As for lobbyists, Schroeder said that’s just the cost of doing business when IREA is the only one of the state’s 22 rural co-ops that takes a hard line on holding down rates by investing in coal-fired power, disputing global warming as junk science and opposing renewable mandates.

“As a former state senator I can tell you that any business that doesn’t take the time to be represented in some form or fashion down there [at the state Capitol] gets run over,” Schroeder said, adding businesses, especially nonprofits, have to spend on lobbyists or belong to trade associations to fight unfavorable legislation.

However, IREA last year pulled out of the state’s REA trade group, Colorado Rural Electric Association.
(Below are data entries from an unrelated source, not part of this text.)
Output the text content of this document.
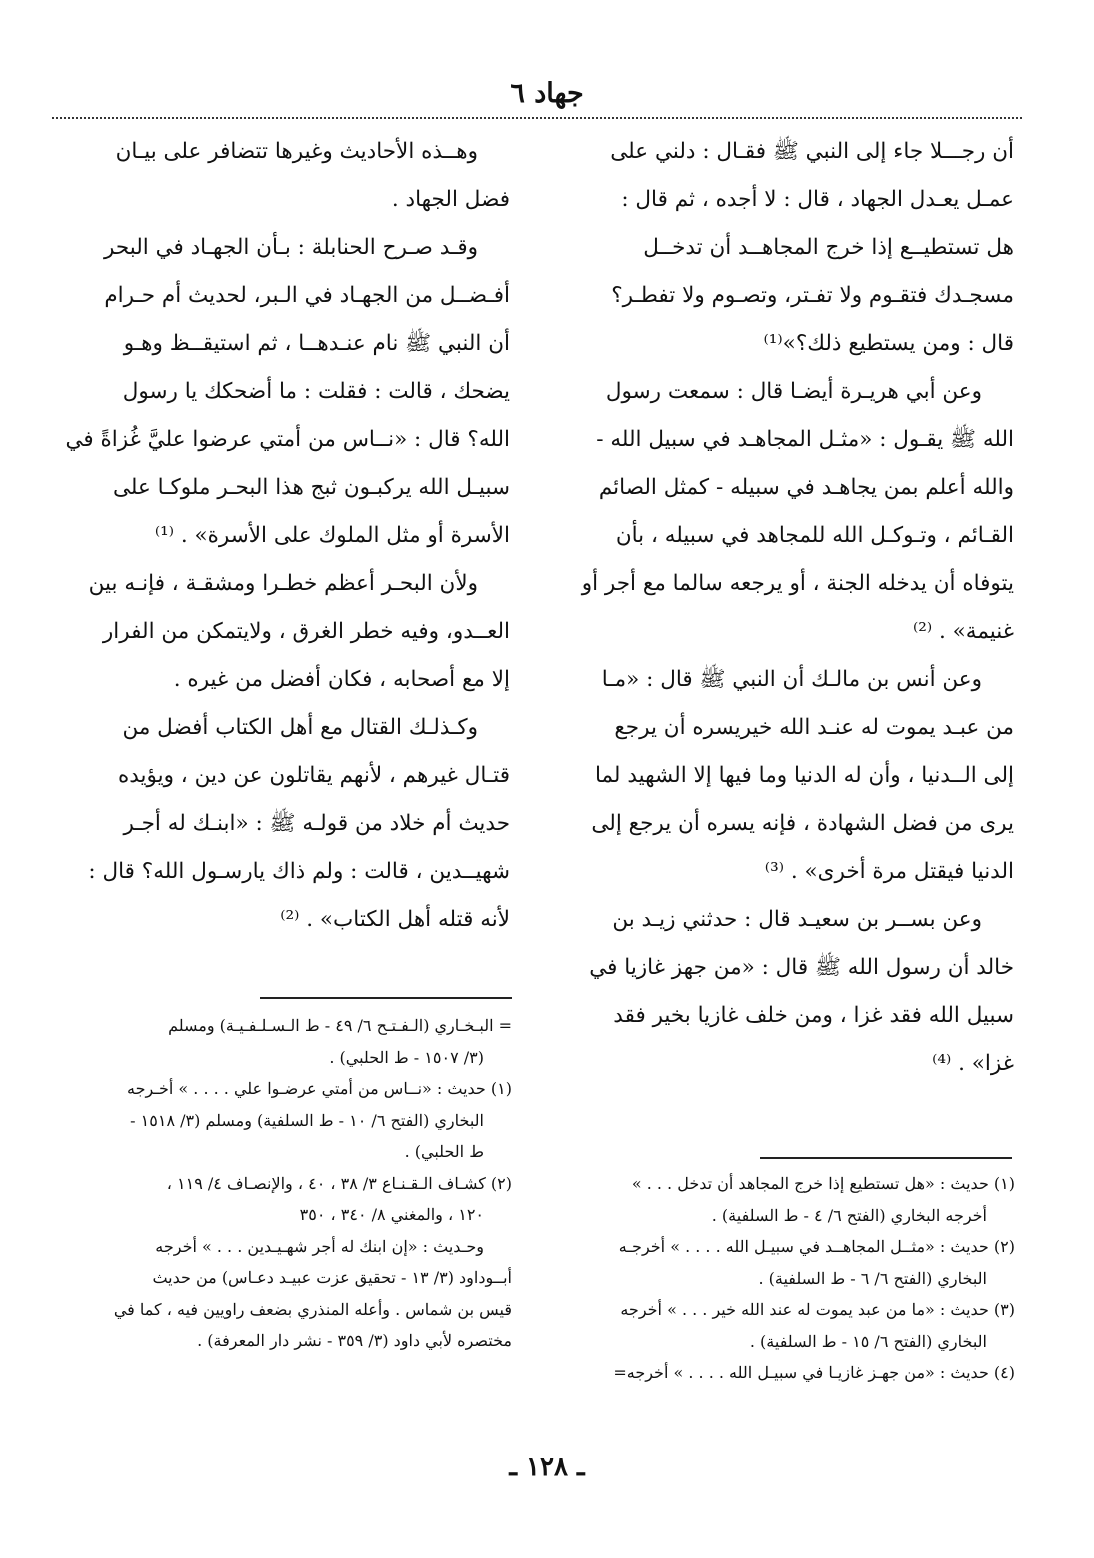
جهاد ٦
أن رجـــلا جاء إلى النبي ﷺ فقـال : دلني على
عمـل يعـدل الجهاد ، قال : لا أجده ، ثم قال :
هل تستطيــع إذا خرج المجاهــد أن تدخــل
مسجـدك فتقـوم ولا تفـتر، وتصـوم ولا تفطـر؟
قال : ومن يستطيع ذلك؟»⁽¹⁾
وعن أبي هريـرة أيضـا قال : سمعت رسول
الله ﷺ يقـول : «مثـل المجاهـد في سبيل الله -
والله أعلم بمن يجاهـد في سبيله - كمثل الصائم
القـائم ، وتـوكـل الله للمجاهد في سبيله ، بأن
يتوفاه أن يدخله الجنة ، أو يرجعه سالما مع أجر أو
غنيمة» . ⁽²⁾
وعن أنس بن مالـك أن النبي ﷺ قال : «مـا
من عبـد يموت له عنـد الله خيريسره أن يرجع
إلى الــدنيا ، وأن له الدنيا وما فيها إلا الشهيد لما
يرى من فضل الشهادة ، فإنه يسره أن يرجع إلى
الدنيا فيقتل مرة أخرى» . ⁽³⁾
وعن بســر بن سعيـد قال : حدثني زيـد بن
خالد أن رسول الله ﷺ قال : «من جهز غازيا في
سبيل الله فقد غزا ، ومن خلف غازيا بخير فقد
غزا» . ⁽⁴⁾
(١) حديث : «هل تستطيع إذا خرج المجاهد أن تدخل . . . »
أخرجه البخاري (الفتح ٦/ ٤ - ط السلفية) .
(٢) حديث : «مثــل المجاهــد في سبيـل الله . . . . » أخرجـه
البخاري (الفتح ٦/ ٦ - ط السلفية) .
(٣) حديث : «ما من عبد يموت له عند الله خير . . . » أخرجه
البخاري (الفتح ٦/ ١٥ - ط السلفية) .
(٤) حديث : «من جهـز غازيـا في سبيـل الله . . . . » أخرجه=
وهــذه الأحاديث وغيرها تتضافر على بيـان
فضل الجهاد .
وقـد صـرح الحنابلة : بـأن الجهـاد في البحر
أفـضــل من الجهـاد في الـبر، لحديث أم حـرام
أن النبي ﷺ نام عنـدهــا ، ثم استيقــظ وهـو
يضحك ، قالت : فقلت : ما أضحكك يا رسول
الله؟ قال : «نــاس من أمتي عرضوا عليَّ غُزاةً في
سبيـل الله يركبـون ثبج هذا البحـر ملوكـا على
الأسرة أو مثل الملوك على الأسرة» . ⁽¹⁾
ولأن البحـر أعظم خطـرا ومشقـة ، فإنـه بين
العــدو، وفيه خطر الغرق ، ولايتمكن من الفرار
إلا مع أصحابه ، فكان أفضل من غيره .
وكـذلـك القتال مع أهل الكتاب أفضل من
قتـال غيرهم ، لأنهم يقاتلون عن دين ، ويؤيده
حديث أم خلاد من قولـه ﷺ : «ابنـك له أجـر
شهيــدين ، قالت : ولم ذاك يارسـول الله؟ قال :
لأنه قتله أهل الكتاب» . ⁽²⁾
= البـخـاري (الـفـتـح ٦/ ٤٩ - ط الـسـلـفـيـة) ومسلم
(٣/ ١٥٠٧ - ط الحلبي) .
(١) حديث : «نــاس من أمتي عرضـوا علي . . . . » أخـرجه
البخاري (الفتح ٦/ ١٠ - ط السلفية) ومسلم (٣/ ١٥١٨ -
ط الحلبي) .
(٢) كشـاف الـقـنـاع ٣/ ٣٨ ، ٤٠ ، والإنصـاف ٤/ ١١٩ ،
١٢٠ ، والمغني ٨/ ٣٤٠ ، ٣٥٠
وحـديث : «إن ابنك له أجر شهـيـدين . . . » أخرجه
أبــوداود (٣/ ١٣ - تحقيق عزت عبيـد دعـاس) من حديث
قيس بن شماس . وأعله المنذري بضعف راويين فيه ، كما في
مختصره لأبي داود (٣/ ٣٥٩ - نشر دار المعرفة) .
ـ ١٢٨ ـ
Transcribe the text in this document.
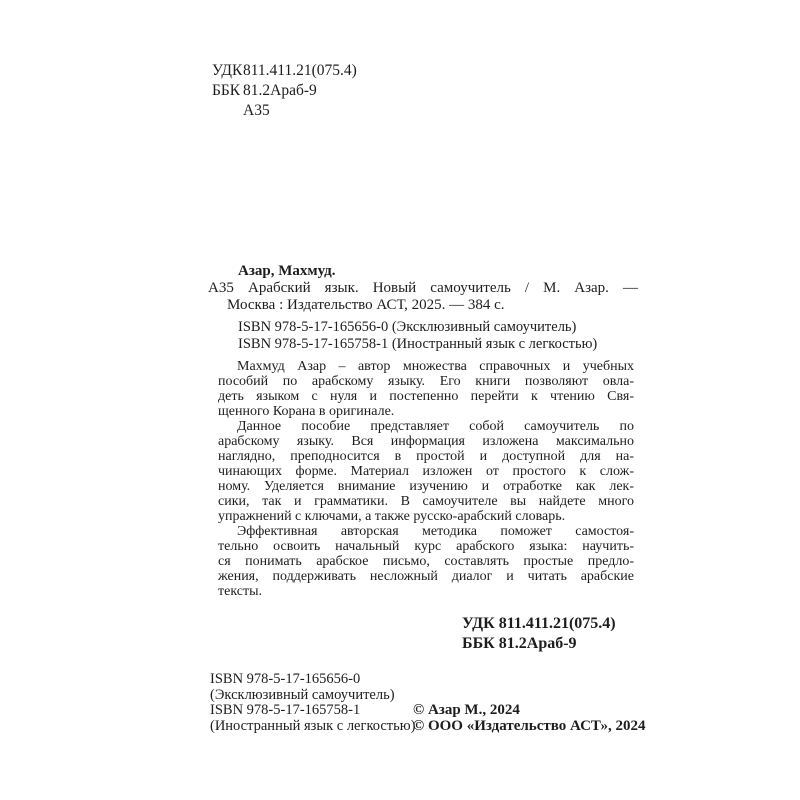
УДК811.411.21(075.4)
ББК 81.2Араб-9
А35
Азар, Махмуд.
А35 Арабский язык. Новый самоучитель / М. Азар. —
Москва : Издательство АСТ, 2025. — 384 с.
ISBN 978-5-17-165656-0 (Эксклюзивный самоучитель)
ISBN 978-5-17-165758-1 (Иностранный язык с легкостью)
Махмуд Азар – автор множества справочных и учебных
пособий по арабскому языку. Его книги позволяют овла-
деть языком с нуля и постепенно перейти к чтению Свя-
щенного Корана в оригинале.
Данное пособие представляет собой самоучитель по
арабскому языку. Вся информация изложена максимально
наглядно, преподносится в простой и доступной для на-
чинающих форме. Материал изложен от простого к слож-
ному. Уделяется внимание изучению и отработке как лек-
сики, так и грамматики. В самоучителе вы найдете много
упражнений с ключами, а также русско-арабский словарь.
Эффективная авторская методика поможет самостоя-
тельно освоить начальный курс арабского языка: научить-
ся понимать арабское письмо, составлять простые предло-
жения, поддерживать несложный диалог и читать арабские
тексты.
УДК 811.411.21(075.4)
ББК 81.2Араб-9
ISBN 978-5-17-165656-0
(Эксклюзивный самоучитель)
ISBN 978-5-17-165758-1
(Иностранный язык с легкостью)
© Азар М., 2024
© ООО «Издательство АСТ», 2024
“What CREA did, and others, they started getting involved in that stuff [renewable mandates] and started supporting certain things that are detrimental to rural electric customers, and so we’re the only ones that will stand up and say you’re driving up the costs,” Schroeder said.

But some members question such costs in the current economic climate.

“IREA spent $500,000 in 2007 to lobby against alternative energies; spent $100,000 in 2006 to purchase the skewed opinions of an industry-paid spokesperson skeptical of climate change warnings; and, spent less than $75,000 to defray energy costs for senior citizens and low income households,” said co-op member and activist David Harlan of Divide.

Harlan also accused the co-op of improperly spending funds to support the campaigns of incumbent board members who rubber-stamp the anti-renewable agenda.

“In February, an IREA- and self-promoting mailing from incumbent Gene Sperry was included with the electric bill,” Harlan said. “The IREA board sends to customers similar ‘personalized’ mailings on a rotating basis. I found it curious that Gene Sperry’s mailing predated by 30 days his campaign for re-election, and I found it outrageous that this mailing may have saved him about $20,000 in campaign fees.”

Again, Schroeder said IREA members are being educated on the issues. He said two group, IREA Voices and ICARE (IREA Consumers for Affordable and Reliable Energy, are handling the heavy lifting when it comes to campaigning in the board election.

“It’s a normal political fight that’s going on,” Schroeder said.